Ella tenía una cara amable, y, por un momento, él estuvo tentado de contarle acerca de los desastres que lo amenazaban. Tal vez le fuera fácil contarle a aquella extraña acerca de la soledad de su vida después de que la mujer a la que había amado se hubiera transformado en una egoísta y en una calculadora.

Hasta podría contarle acerca del dolor por su hijo, el pequeño del que una vez había estado tan orgulloso, pero que se había transformado en un ser desventajado y digno de lástima. Podía sentir compasión por el niño, y amor desgarrador, pero no orgullo.

Pero, ¿en qué estaba pensando? No era su estilo demostrar debilidad, aunque fuera con extraños.

Además, no quería estropear aquel momento. Ella era descarada, dulce, y divertida.

Se había olvidado de lo que quería decir eso. Hacía tiempo que no se divertía. Pero debía de tener relación con aquella deliciosa mujer y su cara radiante, que se reía de su coche, que contaba modestamente sus logros. Se alegraba de pasar un rato con ella. Le hacía bien recordar que había gente que podía enfrentar el mundo con una sonrisa.

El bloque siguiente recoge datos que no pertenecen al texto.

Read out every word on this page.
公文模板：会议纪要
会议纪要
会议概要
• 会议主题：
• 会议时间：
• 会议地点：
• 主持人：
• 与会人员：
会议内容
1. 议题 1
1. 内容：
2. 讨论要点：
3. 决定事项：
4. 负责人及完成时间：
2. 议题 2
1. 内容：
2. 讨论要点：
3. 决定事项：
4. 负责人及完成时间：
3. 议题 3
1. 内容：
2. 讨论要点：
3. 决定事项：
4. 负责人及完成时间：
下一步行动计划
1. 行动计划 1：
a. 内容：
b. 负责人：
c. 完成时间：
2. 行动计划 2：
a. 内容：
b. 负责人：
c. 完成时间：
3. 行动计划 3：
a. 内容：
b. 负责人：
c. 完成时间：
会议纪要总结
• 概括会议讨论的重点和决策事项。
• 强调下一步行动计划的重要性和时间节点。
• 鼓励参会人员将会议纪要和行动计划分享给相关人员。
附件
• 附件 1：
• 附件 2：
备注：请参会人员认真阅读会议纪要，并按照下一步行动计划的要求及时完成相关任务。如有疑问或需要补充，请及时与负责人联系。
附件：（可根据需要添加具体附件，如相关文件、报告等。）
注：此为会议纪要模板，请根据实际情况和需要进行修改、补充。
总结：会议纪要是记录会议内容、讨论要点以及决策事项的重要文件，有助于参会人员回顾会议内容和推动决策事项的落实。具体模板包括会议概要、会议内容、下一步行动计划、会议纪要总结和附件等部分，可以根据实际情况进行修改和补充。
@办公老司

Miró el reloj y se sorprendió de ver que había pasado una hora.

– Es hora de entrevistarme con Philip Hale. ¿Ha terminado?

– ¡Dios santo!-ella se terminó el café deprisa-. ¿Puedo marcharme yo primero? Si llegamos juntos, la gente se preguntará por qué, y una pregunta llevará a otra…

– Y su secreto quedará al descubierto. De acuerdo. Le daré cinco minutos. Aquí está mi tarjeta. He escrito la dirección del taller por la parte de atrás. Llámelos mañana.

– Gracias. Y gracias por el almuerzo.

– No es nada. Que tenga un buen día.

Él le dio la mano brevemente. Tenía dedos largos y una sensación de poder entre ellos. Luego, la soltó y le dijo adiós con la cabeza.

Ella se dio prisa en llegar a la oficina, un poco turbada. Jamás había conocido a un hombre que le enviara señales tan confusas. Era atractivo, tenía los ojos negros y vivaces, y si hubiera sido capaz de relajarse podría haber tenido una mirada encantadora. Pero eso era evidentemente lo que no podía hacer. Su faceta de hombre de negocios había estado pendiente del reloj, recordándole que estaba perdiendo el tiempo. Debía de haberse alegrado de deshacerse de ella.